Extract part of a Subversion repo into a Git repo

A few times I’ve wanted to extract part of a large monolithic Subversion repository out into a seperate Git repo, but maintain the commit history.

Here’s how I do it.

First, I set up a mapping of Subversion user => Username in a file, so that the committer can match up easily via GitHub etc – each committer should have an entry like the below, one per line:


davidp = David Precious

Now, I clone the entire Subversion repo via git svn into a new git repository:


# Clone the Subversion repo into a new Git repo:
# (~/subversion_authors.txt is file mentioned above)
git svn clone file:///shared/svn/scripts --no-metadata -A ~/subversion_authors.txt tmp/scripts-repo-tmp

Some tags get added during this process, I believe; I don’t need/want to preserve them, so I remove any and all tags:


# remove tags - we don't need them
git tag -l | xargs git tag -d

Now, the clever part; using git filter-branch to select the path within the repo I want to preserve, and remove everything else, promoting the desired path to the “root” of the repository:


# remove all except a given path:
git filter-branch --tag-name-filter cat --prune-empty --subdirectory-filter path/to/desired/dir HEAD

In the above, path/to/desired/dir is the path within the repo that I want to move to the root of the repo; everything else will be discarded.
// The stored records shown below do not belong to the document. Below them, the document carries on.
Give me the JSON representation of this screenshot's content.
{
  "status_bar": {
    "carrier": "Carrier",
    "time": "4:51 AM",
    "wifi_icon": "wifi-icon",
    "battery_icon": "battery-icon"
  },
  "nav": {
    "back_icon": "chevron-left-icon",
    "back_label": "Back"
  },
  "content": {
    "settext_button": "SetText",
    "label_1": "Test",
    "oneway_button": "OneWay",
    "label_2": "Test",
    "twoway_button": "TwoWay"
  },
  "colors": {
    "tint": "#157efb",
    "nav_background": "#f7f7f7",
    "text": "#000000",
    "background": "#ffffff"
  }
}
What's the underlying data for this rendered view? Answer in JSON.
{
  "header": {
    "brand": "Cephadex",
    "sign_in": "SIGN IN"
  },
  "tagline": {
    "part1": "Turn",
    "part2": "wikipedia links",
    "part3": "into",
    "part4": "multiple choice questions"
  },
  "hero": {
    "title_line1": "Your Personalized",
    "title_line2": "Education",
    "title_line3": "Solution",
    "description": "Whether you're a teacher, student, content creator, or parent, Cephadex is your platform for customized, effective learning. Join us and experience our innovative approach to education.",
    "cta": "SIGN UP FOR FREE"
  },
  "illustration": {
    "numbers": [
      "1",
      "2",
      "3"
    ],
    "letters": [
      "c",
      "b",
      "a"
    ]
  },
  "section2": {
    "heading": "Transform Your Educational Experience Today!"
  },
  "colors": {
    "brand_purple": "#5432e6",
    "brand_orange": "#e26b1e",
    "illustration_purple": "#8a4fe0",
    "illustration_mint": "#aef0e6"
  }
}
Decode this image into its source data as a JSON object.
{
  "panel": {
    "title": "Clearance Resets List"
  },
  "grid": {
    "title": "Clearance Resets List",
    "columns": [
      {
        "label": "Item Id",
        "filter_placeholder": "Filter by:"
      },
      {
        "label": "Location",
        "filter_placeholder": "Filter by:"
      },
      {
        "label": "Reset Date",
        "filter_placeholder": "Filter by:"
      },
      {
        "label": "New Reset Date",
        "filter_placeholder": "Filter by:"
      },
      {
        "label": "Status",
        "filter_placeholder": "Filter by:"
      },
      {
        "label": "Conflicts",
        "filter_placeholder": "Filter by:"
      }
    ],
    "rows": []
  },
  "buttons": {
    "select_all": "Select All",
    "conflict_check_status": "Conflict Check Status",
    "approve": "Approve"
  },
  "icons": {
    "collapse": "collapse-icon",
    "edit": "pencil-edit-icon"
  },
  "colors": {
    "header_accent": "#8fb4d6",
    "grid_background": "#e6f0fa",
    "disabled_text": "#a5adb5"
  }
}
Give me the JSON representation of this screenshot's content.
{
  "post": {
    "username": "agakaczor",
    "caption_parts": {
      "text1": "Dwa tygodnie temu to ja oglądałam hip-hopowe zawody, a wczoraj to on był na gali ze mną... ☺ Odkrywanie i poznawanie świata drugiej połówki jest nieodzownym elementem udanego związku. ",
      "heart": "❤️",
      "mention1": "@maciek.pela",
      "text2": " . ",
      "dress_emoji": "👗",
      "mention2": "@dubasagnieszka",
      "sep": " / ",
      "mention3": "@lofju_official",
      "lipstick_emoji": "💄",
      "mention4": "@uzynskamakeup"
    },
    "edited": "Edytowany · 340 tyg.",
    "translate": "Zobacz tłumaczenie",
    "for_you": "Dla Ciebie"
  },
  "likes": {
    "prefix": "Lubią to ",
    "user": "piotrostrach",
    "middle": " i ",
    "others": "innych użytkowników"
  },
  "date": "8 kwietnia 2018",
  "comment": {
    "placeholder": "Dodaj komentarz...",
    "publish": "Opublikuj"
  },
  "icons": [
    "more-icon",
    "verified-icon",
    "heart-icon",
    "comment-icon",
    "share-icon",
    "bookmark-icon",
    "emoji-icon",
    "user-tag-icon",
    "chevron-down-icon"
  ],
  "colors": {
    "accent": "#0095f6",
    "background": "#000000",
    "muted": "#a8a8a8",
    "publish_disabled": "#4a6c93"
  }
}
At this point, I can add a GitHub repository via git remove add origin $url, and push the new repository.

I *think*, because I pushed to GitHub, then deleted my temporary repo and cloned back down, that unrelated previous commits were automatically removed. In case that’s not true, though, the following ought to purge unrelated commits from the new Git repo:


git reset --hard
git for-each-ref --format="%(refname)" refs/original/ | xargs -n 1 git update-ref -d
git reflog expire --expire=now --all
git gc --aggressive --prune=now